The performance advantage of generic type constraints


Have a look at the following two methods.

static int CompareToSix(IComparable<int> input)
{
    return input.CompareTo(6);
}

static int CompareToSixGeneric<T>(T input)
    where T : IComparable<int>
{
    return input.CompareTo(6);
}

Functionally they aren’t much different. Both take an IComparable<int>, compare it to the number six, and then return the result. However when I execute the following code which calls the two methods 100,000,000 times each and compares the running time:

static void Main(string[] args)
{
    var sw = new Stopwatch();

    sw.Start();

    for (var i = 0; i < 100000000; i++)
        CompareToSix(2);

    sw.Stop();
    Console.WriteLine("Non-Generic: " + sw.ElapsedMilliseconds + "ms");
    sw.Restart();

    for (var i = 0; i < 100000000; i++)
        CompareToSixGeneric(2);

    sw.Stop();
    Console.WriteLine("Generic: " + sw.ElapsedMilliseconds + "ms");
    Console.ReadLine();
}

I get the following result.*

Non-Generic: 1214ms Generic: 512ms

Weird, eh?

The reason why this occurs is due to the way in which the Compare method is called. The difference really boils down to the fact that

int comparable = 2;
comparable.CompareTo(6);

which is functionally similar to the CompareToSix method is not the same as

IComparable<int> comparable = 2;
comparable.CompareTo(6);

which is functionally similar to the CompareSixGeneric method.

The difference between the two is that when we cast a value type to an interface implementation, a boxing operation is necessary. However when we simply execute an interface method on a value type, no boxing is required. CompareToSix which takes an IComparable<int> invokes this boxing operation, whereas CompareToSixGeneric which takes a T : IComparable<int> does not. As proof, we can take a look at the IL for the below code which calls both methods.

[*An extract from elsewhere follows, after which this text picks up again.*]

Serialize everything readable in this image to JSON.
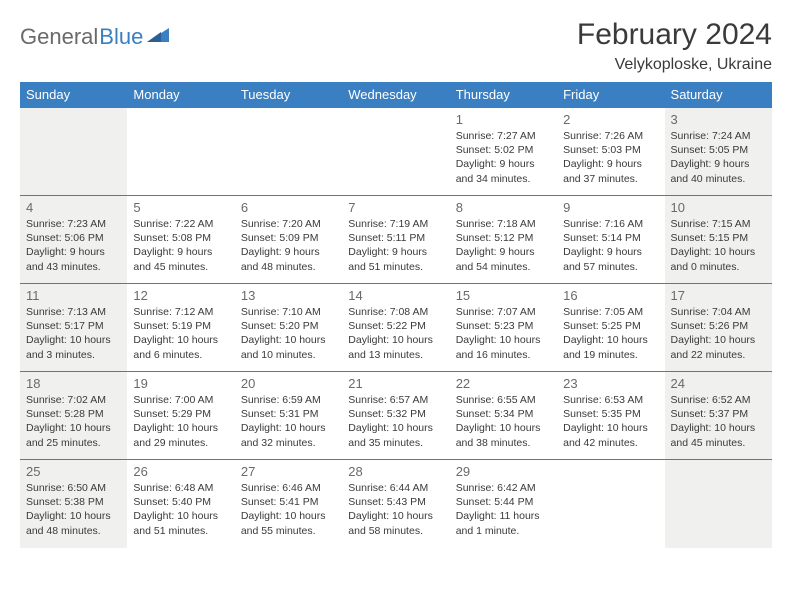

static void Main(string[] args)
{
    CompareToSix(2);
    CompareToSixGeneric(2);
}

And the IL…

.method private hidebysig static void  Main(string[] args) cil managed
{
  .entrypoint
  // Code size       20 (0x14)
  .maxstack  8
  IL_0000:  ldc.i4.2
  IL_0001:  box        [mscorlib]System.Int32 // Boxing here...
  IL_0006:  call       int32 ConsoleApplication9.Program::CompareToSix
  IL_000b:  pop
  IL_000c:  ldc.i4.2
  // ...but not here!
  IL_000d:  call       int32 ConsoleApplication9.Program::CompareToSixGeneric
  IL_0012:  pop
  IL_0013:  ret
} // end of method Program::Main

Note that as boxing only impacts value types, we would not observe such a performance difference if we passed a reference type to either method. It is also important to keep in mind that in my example above there was a performance hit of approximately 700ms when looping through the operation 100,000,000 times. The real performance impact of this difference in the vast majority of applications will therefore be insignificant. I’ll even go one step further and state that 99% of the time you will be better off choosing the method which is the most readable and makes the most sense in the context of your solution, rather than the method which is better performing. All that aside however, you still may come across a situation where application performance is critical, and in such a scenario it is important to take heed to the impact that unnecessary boxing such as that found here can have on an application.


* Although it should be obvious, I’ll go ahead and state that these are the results that I obtained on my machine and that while you should in principle see the same behaviour on your machine, YMMV.